Military recipe for change: ‘Z-grams’

Throughout his life, Adm. Elmo Zumwalt Jr. modeled many aspects of leadership. His colleagues and subordinates drew positive lessons from his actions, attitude and decisions.

Starting his career as a junior naval officer, Zumwalt (1920-2000) earned a series of promotions to become the youngest vice admiral in Navy history. He commanded U.S. naval forces in Vietnam and, at age 49, became chief of naval operations—the youngest man to serve as the Navy’s highest-ranking ­officer.

In his 20s, he showed wisdom beyond his years when he was ordered to work at the Bureau of Naval Personnel after battlefield heroism in World War II. Most officers dreaded such an assignment, but Zumwalt made the best of it. He embarked on ambitious reforms of personnel systems, most notably by paving the way for African-American officers to advance in their careers.

Running naval operations from 1970 to 1974, Zumwalt confronted a problem that many CEOs face: Rewarding enterprising employees for taking smart risks while shoving aside their risk-averse, conformity-seeking bosses.

Zumwalt found that some naval officers sought to play it safe and not rock the boat.
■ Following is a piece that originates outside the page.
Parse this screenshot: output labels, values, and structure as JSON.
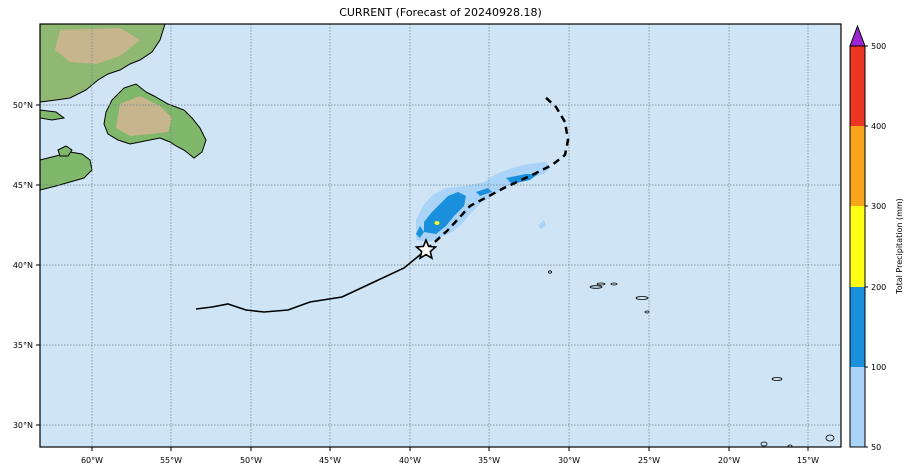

As a result, they discouraged underlings from proposing new ideas. Zumwalt removed such officers and replaced them with entrepreneurially minded doers.

To prod his team to embrace organizational change, Zumwalt wrote memos that became known as “Z-grams.” These directives summarized how and why Zumwalt wanted to reform a policy or procedure.
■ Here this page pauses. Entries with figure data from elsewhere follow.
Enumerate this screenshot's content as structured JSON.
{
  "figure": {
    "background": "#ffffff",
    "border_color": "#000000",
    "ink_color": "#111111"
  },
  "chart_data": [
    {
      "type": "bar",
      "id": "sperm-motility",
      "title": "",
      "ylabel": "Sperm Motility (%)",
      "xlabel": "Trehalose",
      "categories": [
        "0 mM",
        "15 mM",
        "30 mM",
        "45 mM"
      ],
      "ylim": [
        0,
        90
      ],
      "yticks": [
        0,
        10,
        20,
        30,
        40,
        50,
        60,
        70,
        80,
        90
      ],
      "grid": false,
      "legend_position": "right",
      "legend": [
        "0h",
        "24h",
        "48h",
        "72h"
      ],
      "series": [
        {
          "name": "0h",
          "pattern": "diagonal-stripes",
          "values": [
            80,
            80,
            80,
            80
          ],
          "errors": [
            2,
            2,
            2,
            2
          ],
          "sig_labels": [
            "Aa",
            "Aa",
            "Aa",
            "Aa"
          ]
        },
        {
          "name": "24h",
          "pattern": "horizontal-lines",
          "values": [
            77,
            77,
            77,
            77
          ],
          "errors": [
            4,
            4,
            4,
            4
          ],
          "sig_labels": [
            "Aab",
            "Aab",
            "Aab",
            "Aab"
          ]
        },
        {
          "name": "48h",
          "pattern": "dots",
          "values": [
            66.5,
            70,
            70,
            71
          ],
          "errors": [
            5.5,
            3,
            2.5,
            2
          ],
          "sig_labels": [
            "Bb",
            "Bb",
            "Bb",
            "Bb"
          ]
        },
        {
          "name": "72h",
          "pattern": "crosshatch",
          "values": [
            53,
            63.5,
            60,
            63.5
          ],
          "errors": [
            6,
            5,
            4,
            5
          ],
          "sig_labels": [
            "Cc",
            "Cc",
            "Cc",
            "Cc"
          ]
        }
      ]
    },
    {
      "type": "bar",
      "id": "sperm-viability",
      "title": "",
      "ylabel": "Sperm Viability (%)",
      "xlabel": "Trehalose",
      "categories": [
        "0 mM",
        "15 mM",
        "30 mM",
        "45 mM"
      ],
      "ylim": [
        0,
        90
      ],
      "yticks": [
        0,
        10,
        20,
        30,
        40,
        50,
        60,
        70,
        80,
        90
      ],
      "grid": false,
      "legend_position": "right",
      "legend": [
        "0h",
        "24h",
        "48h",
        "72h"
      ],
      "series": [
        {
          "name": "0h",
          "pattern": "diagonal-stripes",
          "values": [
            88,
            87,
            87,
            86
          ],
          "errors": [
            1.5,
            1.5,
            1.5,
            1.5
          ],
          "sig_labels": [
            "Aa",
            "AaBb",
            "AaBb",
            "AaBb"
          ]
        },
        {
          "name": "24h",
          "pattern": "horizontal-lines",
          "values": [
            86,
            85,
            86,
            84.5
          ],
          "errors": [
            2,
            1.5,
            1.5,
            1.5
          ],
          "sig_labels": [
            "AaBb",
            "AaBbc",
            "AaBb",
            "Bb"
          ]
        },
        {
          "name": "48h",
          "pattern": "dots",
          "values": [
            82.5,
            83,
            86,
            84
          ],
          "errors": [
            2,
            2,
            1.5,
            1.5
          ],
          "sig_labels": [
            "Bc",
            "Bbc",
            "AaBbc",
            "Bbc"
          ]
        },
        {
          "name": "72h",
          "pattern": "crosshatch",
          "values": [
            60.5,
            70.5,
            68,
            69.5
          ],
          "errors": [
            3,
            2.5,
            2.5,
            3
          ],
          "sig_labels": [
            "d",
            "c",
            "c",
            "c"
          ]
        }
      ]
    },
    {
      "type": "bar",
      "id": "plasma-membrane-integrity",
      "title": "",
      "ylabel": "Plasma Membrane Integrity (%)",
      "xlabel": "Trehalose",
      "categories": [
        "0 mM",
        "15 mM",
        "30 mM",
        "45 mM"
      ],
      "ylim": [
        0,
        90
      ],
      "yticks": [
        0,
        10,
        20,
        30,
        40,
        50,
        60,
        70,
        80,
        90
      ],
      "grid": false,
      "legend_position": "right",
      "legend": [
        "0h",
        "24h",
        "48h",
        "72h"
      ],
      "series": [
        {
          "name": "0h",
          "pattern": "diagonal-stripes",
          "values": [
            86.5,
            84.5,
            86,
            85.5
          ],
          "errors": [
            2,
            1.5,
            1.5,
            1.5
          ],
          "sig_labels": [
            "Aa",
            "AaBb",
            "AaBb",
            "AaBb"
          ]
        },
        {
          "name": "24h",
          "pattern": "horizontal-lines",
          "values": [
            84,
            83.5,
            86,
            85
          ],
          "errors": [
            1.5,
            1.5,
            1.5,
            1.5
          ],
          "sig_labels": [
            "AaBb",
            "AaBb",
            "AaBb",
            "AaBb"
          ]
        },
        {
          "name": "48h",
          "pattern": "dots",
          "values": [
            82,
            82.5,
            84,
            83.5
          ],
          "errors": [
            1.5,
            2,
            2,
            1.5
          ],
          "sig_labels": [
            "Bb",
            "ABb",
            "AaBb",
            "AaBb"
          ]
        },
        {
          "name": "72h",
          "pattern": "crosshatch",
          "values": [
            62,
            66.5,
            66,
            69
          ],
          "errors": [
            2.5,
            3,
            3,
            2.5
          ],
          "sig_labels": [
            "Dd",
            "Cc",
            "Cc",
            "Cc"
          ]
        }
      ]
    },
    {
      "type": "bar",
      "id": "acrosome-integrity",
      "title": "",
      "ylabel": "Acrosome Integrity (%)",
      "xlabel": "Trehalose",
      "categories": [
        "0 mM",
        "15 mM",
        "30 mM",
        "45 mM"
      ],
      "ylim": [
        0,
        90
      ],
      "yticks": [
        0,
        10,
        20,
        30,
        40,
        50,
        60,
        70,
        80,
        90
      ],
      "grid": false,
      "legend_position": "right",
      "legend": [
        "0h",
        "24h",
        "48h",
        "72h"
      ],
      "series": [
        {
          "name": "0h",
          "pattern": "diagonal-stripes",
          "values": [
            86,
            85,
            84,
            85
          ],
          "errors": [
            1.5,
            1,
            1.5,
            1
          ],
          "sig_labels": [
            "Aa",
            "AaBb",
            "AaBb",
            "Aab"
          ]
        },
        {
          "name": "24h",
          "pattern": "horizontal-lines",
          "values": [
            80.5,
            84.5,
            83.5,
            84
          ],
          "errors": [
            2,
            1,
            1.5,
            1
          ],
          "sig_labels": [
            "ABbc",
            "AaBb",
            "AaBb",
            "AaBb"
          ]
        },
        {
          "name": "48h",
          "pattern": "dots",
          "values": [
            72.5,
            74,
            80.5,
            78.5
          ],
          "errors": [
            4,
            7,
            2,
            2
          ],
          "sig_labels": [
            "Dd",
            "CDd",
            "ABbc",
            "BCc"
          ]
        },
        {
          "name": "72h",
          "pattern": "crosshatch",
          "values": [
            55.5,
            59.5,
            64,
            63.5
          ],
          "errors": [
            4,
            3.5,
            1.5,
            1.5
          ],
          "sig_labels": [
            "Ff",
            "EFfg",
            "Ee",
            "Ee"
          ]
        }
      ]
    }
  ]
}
In simple language, he would de­­scribe his objective and the road map to achieve that goal. Examples included lifting rules against casual clothing and long hair and ending racial and gender discrimination.

Finally, Zumwalt took responsibility for his mistakes. His son served under his command and later became ill from exposure to Agent Orange. Zumwalt had ordered that the chemical herbicide—used to kill vegetation to prevent enemy troops from hiding amid foliage—be sprayed during the Vietnam War.

After his son’s death, Zumwalt championed medical treatment for ­veterans exposed to Agent Orange. In his retirement, he advocated for cancer victims and helped launch the national bone marrow donation program.

— Adapted from Zumwalt, Larry Berman, HarperCollins.